Joseph est caché, retiré, silencieux, incompréhensible et méconnu parce qu'il est à l’image du Père éternel. Dans cette vision révolutionnaire, Joseph est un secret que Dieu le Père se réserve, pour des raisons différentes du secret dont il enveloppait aussi Marie.
Saint Louis-Marie Grignion de Montfort, éminent représentant de l’École française de spiritualité, a parlé plus tard de Marie comme « le secret de Dieu » :
« Marie a été très cachée dans sa vie : c'est pourquoi elle est appelée par le Saint-Esprit et l'Église Alma Mater : Mère cachée et secrète. Son humilité a été si profonde qu'elle n'a point eu sur la Terre d'attrait plus puissant et plus continuel que de se cacher à elle-même et à toute créature, pour n'être connue que de Dieu seul. Dieu, pour l'exaucer dans les demandes qu'elle lui fit de la cacher, appauvrir et humilier, a pris plaisir à la cacher dans sa conception, dans sa naissance, dans sa vie, dans ses mystères, dans sa Résurrection et Assomption, à l'égard de presque toute créature humaine. Ses parents mêmes ne la connaissaient pas; et les anges se demandaient souvent les uns aux autres : Quae est ista ? Qui est celle-là ? Parce que le Très-Haut la leur cachait; ou, s'il leur en découvrait quelque chose, il leur en cachait infiniment davantage. »

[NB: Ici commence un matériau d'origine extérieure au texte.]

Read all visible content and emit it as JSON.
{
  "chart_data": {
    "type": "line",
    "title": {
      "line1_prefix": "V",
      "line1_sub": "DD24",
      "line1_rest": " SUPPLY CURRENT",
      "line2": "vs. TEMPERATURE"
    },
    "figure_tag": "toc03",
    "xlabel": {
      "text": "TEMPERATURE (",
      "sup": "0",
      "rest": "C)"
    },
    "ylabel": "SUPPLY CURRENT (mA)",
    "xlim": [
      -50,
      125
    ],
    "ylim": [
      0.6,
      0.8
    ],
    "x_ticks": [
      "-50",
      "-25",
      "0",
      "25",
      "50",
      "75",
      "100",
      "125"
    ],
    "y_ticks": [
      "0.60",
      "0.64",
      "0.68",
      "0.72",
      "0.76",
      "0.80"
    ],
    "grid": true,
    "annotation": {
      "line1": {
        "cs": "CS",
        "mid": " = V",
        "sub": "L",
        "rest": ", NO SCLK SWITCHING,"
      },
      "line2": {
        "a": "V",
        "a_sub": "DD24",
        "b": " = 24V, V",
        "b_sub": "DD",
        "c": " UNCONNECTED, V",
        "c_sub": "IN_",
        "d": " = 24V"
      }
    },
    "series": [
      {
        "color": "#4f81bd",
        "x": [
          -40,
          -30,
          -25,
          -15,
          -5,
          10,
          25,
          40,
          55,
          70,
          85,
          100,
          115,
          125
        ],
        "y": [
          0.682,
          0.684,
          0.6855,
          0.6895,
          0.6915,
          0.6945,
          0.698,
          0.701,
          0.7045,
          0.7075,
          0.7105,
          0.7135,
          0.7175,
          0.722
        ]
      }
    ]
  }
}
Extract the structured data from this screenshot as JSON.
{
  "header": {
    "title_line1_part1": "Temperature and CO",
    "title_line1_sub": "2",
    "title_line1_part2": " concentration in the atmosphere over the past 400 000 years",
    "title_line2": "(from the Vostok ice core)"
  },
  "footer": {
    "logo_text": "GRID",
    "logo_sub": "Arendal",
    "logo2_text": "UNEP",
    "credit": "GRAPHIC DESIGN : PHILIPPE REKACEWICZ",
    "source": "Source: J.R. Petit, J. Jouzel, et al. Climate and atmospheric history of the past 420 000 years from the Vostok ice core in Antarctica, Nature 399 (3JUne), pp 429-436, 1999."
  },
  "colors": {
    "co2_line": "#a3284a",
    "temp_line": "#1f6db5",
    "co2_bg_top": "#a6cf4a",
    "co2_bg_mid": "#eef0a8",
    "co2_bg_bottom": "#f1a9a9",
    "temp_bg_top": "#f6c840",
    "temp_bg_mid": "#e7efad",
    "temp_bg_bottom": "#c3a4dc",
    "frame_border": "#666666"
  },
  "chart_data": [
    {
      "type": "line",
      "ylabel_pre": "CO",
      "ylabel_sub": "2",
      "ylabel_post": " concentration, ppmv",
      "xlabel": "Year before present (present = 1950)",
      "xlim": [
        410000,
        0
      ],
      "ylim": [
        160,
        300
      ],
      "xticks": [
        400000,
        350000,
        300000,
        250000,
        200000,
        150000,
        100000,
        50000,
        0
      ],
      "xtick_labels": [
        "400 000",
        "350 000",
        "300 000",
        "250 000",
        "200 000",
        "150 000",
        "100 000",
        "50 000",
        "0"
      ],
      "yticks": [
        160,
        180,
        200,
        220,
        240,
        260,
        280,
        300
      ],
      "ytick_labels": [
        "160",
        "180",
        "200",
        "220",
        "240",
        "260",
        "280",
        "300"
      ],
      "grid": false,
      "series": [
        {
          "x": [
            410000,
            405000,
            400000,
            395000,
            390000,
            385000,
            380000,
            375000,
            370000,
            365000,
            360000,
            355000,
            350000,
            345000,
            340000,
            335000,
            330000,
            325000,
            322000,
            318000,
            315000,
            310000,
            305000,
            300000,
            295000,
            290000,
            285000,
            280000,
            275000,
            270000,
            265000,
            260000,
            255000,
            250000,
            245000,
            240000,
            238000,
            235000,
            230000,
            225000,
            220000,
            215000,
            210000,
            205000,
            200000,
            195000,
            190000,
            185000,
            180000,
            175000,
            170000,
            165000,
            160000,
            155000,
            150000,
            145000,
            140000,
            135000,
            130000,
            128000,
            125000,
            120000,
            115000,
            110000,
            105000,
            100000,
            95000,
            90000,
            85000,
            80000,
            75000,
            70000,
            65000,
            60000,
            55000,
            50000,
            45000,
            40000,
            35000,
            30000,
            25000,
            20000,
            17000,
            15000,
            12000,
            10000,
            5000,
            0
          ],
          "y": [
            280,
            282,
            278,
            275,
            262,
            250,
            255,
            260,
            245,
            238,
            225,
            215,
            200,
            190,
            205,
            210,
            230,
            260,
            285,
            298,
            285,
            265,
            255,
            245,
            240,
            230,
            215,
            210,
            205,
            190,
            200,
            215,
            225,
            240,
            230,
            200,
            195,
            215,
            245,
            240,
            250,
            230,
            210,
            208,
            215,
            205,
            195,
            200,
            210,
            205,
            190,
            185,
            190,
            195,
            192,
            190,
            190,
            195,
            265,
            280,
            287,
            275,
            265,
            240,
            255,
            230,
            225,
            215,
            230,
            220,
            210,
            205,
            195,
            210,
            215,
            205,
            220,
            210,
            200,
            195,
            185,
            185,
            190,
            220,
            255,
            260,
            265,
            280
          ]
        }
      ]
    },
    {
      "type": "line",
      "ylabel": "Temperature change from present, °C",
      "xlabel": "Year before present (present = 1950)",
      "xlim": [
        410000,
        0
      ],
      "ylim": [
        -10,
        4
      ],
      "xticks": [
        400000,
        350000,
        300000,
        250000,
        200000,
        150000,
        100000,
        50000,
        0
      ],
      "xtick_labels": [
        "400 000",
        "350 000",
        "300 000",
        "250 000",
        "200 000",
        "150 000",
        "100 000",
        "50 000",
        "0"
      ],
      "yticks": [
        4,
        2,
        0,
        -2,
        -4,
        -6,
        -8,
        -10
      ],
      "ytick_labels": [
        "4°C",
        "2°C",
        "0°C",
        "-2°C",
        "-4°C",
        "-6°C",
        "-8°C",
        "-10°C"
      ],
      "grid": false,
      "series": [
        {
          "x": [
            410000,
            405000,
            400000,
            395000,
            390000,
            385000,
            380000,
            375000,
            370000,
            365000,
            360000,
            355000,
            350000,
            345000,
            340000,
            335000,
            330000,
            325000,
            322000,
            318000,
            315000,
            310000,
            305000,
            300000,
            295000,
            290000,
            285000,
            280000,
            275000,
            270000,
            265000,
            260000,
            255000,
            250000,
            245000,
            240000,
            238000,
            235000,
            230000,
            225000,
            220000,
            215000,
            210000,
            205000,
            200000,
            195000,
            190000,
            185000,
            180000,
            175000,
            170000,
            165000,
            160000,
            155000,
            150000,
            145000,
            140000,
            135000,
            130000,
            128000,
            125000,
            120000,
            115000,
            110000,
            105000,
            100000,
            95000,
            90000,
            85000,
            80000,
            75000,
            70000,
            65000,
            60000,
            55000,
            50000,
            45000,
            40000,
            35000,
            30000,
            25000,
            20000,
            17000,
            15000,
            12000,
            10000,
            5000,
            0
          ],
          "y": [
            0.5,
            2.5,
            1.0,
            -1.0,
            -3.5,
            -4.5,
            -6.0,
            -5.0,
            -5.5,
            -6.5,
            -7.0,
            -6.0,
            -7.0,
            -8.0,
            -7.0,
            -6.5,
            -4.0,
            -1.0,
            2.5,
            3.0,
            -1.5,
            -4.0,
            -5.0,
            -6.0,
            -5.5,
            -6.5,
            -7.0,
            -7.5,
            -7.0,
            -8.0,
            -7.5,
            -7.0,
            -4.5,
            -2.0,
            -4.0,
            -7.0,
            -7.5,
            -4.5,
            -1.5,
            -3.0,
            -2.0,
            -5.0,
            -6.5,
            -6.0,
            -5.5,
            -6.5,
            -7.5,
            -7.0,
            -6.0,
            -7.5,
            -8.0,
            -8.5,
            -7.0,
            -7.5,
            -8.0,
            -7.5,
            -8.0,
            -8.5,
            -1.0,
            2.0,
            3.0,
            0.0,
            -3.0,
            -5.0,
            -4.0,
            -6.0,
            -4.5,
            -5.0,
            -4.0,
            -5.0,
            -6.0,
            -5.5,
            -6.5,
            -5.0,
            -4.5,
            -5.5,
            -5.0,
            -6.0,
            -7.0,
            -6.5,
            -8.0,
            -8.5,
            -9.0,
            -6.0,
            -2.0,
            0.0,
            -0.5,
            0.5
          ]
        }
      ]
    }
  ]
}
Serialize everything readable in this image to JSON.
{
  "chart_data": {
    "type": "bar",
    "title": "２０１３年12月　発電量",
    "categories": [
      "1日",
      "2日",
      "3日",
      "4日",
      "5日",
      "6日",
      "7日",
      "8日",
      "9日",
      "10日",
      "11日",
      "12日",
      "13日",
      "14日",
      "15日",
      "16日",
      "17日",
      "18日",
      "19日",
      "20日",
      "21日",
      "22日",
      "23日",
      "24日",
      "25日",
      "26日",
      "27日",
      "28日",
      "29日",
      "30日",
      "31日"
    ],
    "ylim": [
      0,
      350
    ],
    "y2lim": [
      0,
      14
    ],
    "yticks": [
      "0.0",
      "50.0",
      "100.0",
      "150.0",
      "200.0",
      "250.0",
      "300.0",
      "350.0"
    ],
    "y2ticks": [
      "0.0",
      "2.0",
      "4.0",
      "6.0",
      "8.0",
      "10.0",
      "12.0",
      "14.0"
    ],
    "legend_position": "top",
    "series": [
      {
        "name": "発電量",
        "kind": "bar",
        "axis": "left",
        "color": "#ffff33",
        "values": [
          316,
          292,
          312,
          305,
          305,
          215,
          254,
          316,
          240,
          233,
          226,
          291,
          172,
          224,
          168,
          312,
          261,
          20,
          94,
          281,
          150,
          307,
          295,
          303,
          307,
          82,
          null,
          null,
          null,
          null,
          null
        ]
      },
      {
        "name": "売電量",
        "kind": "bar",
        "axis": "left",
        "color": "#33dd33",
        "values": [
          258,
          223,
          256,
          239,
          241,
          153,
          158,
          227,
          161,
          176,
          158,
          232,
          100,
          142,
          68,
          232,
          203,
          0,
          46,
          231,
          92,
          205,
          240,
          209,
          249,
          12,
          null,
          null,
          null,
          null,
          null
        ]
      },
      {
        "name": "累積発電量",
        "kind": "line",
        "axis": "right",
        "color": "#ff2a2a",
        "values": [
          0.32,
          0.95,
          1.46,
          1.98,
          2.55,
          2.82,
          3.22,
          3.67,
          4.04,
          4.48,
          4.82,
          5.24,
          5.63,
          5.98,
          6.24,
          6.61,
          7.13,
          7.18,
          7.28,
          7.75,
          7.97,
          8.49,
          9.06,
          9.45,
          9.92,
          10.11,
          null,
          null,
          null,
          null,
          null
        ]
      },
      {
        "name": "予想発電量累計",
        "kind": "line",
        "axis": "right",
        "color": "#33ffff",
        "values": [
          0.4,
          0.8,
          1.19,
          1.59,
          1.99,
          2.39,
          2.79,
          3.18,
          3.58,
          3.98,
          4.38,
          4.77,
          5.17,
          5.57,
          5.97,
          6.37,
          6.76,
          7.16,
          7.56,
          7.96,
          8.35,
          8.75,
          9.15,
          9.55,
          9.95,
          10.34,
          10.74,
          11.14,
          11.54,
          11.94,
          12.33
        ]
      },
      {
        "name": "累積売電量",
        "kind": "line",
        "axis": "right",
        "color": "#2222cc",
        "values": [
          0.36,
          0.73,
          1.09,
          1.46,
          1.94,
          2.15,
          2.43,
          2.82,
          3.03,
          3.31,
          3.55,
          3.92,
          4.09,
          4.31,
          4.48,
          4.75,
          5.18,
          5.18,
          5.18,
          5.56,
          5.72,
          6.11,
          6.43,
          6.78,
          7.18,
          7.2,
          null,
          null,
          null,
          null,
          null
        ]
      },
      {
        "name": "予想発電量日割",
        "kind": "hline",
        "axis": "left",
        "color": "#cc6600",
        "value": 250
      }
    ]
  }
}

Marie est ainsi « le divin monde de Dieu, ou` il y a des beautés et des trésors ineffables. C'est la magnificence du Très-Haut, ou` il a caché, comme dans son sein, son Fils unique, et en lui tout ce qu'il y a de plus excellent et précieux ». Il l’appelle « le secret des secrets du Roi » et en conclut que « Marie a été inconnue jusqu'ici, et que c'est une des raisons pourquoi Jésus-Christ n'est point connu comme il doit être. Si donc, comme il est certain, la connaissance et le règne de Jésus-Christ arrivent dans le monde, ce ne sera qu'une suite nécessaire de la connaissance et du règne de la Très Sainte Vierge Marie, qui l'a mis au monde la première fois et le fera éclater la seconde (...) Dieu veut donc révéler et découvrir Marie, le chef-d'œuvre de ses mains, dans ces derniers temps », parce qu’elle est « l'aurore qui précède et découvre le Soleil de justice, qui est Jésus-Christ. »
Pour saint Joseph, il ne s’agit pas directement de cela ; s’il est caché, silencieux, incompréhensible et méconnu, c’est pour une autre raison : c’est qu’il est par grâce configuré à Dieu le Père, lui qui ne peut créer le monde qu’en se retirant pour laisser de l’espace à ses créatures.
On retrouve là le mouvement fondamental de la fonction paternelle, qui est de veiller, de guider, d'être provident, et de rester la référence, tout en laissant la place et en se mettant en retrait pour permettre aux enfants de grandir, de s’affirmer et de s’épanouir.
Pourquoi alors l’Église met-elle alors en lumière saint Joseph aujourd’hui ?
C’est sans doute une volonté de Dieu pour notre temps sans père et sans repère car, comme disait Jean-Jacques Olier, « saint Joseph est un saint caché que Dieu a voulu tenir secret pendant sa vie, dont il s’est réservé à lui seul les occupations intérieures, sans les partager aux soins extérieurs de l’Église. Et comme il est appliqué à lui seul, il s’est réservé aussi de le manifester lui-même ».